Oleh Sopiyan Hadi
Berbincang tentang keberanian, berarti berbicara tentang ketidakpedulian kepada ketakutan. Ketakutan akan tetap ada dalam hati, tetapi kualitas perlawanan kepada ketakutan ini lebih kuat. Jadi, keberanian dan ketakutan akan tetap ada selamanya, tetapi siapa di antara keduanya yang menjadi pemenang, itulah yang selalu jadi pertanyaan dalam pertempuran di dalam diri (the battle inside).
Dalam konteks politik, menjadi berani untuk bersikap sesuai nurani dan keyakinan ideologis adalah perkara yang paling sulit. Perang kepentingan, hasrat untuk mempertahankan posisi dan jabatan, serta keterikatan pada kubu politik tertentu akan jadi bahan pertimbangan untuk berani mengambil sikap yang sekiranya mengusik status quo dari situasi dan kondisi normal sekarang. Bersikap berani dalam politik berarti mengguncang status quo ini.
Kita juga bisa melacak jejak keberanian dalam konteks historis. Betapa keberanian adalah satu-satunya senjata kala kemanusiaan dibungkam. Kita ingat bagaimana keberanian para founding father negeri ini kala memperjuangkan kemerdekaan politik bagi Indonesia. Ancaman dari penjajah baik berupa bui maupun teror bukanlah hal yang berarti bagi mereka. Soekarno, Hatta, Syahrir, dan juga para bapak bangsa yang lain tentu tahu benar pahit dan gelapnya perjuangan dalam masa itu. Namun, mereka tidak menyerah pada ketakutan semu itu. Bagi mereka berlaku apa yang dikatakan oleh Harry Roesli, jangan pernah takut karena yang takut hanyalah cecurut.
Bagaimanapun juga, keberanian adalah hal yang harus terus-menerus diperjuangkan kalau kita memang bertekad untuk tidak jadi pecundang. Seperti kata Pramudya Ananta tur, para pemberani menguasai seperempat dunia. Kita juga mesti sadar, betapa selama ini kita telah terjebak dalam atmosfir ketakutan baik dan kita tahu bagaimana ekses negatif dari keterjebakan ini. Hal ini menjadi motivasi lain mengapa kita mesti menumbuhkan bibit-bibit keberanian dalam segenap dimensi kemanusiaan kita, baik dalam dimensi moral, intelektual, maupun budaya.
Memperjuangkan keberanian sama dengan memperjuangkan kemanusiaan kita. Orang sering bertanya, bagaimana kita bisa menumbuhkan keberanian dalam diri? Bagaimana agar kualitas ini dapat mengakar dalam diri kita. Meminjam kalimat Jalaluddin Rahmat, yang penting adalah niat, bukan kiat.
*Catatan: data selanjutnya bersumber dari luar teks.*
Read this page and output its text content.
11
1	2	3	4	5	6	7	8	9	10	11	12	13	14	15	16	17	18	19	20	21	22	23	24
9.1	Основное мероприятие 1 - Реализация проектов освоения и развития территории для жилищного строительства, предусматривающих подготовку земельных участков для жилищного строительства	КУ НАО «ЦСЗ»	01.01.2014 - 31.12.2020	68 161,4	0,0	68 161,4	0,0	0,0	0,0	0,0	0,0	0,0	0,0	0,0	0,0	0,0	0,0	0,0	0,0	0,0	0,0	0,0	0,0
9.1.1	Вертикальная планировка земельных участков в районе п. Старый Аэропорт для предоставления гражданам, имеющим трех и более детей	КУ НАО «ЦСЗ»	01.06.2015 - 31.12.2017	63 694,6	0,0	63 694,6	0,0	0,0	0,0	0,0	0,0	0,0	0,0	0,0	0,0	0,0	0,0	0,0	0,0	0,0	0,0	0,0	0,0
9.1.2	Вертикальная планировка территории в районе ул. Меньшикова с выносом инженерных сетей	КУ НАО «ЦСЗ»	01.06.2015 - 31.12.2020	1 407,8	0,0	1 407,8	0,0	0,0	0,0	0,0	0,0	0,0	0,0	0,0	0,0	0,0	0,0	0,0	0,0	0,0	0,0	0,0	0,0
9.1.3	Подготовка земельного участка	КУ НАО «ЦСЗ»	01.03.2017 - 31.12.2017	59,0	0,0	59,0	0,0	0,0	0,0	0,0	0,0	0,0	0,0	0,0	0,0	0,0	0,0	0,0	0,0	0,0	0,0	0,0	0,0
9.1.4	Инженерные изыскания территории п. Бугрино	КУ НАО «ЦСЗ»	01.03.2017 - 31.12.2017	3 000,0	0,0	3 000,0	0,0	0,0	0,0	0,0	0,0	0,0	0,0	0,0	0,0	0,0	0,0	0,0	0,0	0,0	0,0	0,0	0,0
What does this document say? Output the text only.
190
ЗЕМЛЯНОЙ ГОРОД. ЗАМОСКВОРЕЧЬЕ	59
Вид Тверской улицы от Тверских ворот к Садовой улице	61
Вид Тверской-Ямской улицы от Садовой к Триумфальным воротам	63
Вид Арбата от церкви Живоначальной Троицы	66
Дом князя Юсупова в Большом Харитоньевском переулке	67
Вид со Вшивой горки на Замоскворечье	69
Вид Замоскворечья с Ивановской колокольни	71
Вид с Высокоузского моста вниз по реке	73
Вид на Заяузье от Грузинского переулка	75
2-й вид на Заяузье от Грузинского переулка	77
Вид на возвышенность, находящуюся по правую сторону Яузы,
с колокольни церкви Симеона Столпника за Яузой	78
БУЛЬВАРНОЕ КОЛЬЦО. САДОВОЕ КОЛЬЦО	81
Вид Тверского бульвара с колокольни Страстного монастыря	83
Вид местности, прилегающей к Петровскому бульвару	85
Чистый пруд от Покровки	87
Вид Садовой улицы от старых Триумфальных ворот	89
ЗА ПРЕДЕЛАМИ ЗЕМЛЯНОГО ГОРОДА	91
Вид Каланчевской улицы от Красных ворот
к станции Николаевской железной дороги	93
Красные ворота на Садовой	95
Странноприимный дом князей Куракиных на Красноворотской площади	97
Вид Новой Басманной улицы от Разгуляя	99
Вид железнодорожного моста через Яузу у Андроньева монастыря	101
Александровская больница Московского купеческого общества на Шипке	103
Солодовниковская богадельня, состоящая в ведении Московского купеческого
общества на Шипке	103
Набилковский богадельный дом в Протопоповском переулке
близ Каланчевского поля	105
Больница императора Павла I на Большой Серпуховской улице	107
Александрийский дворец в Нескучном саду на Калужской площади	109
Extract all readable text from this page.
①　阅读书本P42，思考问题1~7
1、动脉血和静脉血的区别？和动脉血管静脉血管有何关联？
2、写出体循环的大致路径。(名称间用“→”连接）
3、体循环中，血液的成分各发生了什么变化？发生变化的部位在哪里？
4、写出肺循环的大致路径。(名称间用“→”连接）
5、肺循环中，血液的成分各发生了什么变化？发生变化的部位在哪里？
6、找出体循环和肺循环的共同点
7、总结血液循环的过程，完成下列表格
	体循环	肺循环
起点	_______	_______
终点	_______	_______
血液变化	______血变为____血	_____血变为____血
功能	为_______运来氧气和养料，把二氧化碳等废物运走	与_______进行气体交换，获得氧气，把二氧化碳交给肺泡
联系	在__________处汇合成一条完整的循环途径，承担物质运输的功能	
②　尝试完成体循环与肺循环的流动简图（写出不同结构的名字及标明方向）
Namun, kita perlu mengingat sebuah kata bijak lama, yang perlu kita takuti adalah ketakutan itu sendiri. Alasannya jelas. Dengan memilih ketakutan, berarti kita telah menurunkan harkat dan martabat kemanusiaan kita sendiri. Kalau ketakutan itu sudah menguasai diri, apalagi yang bisa dibanggakan dari kemanusiaan kita? Kalau kemanusiaan kita ibaratkan sebagai rumah, maka keberanian adalah kuncinya. Kalau kita sudah kehilangan satu kualitas kemanusiaan ini, kita telah terjatuh dalam ketiadaan (nothingness).
dan begitu juga dengan
Fenomena keberanian seorang haji Yunus dari dadap tangerang untuk tampil ke publik membela warga dadap..yang kemudian memberikan pernyataannya mengenai Pelanggaran-pelanggaran yang dilakukan pengembang PT Parung Harapan Indah mengenai fasilitas sosial dan fasilitas umum merupakan hak warga Dadap. semakin memantapkan betapa keberanian adalah barang antik dan langka dinegri ini.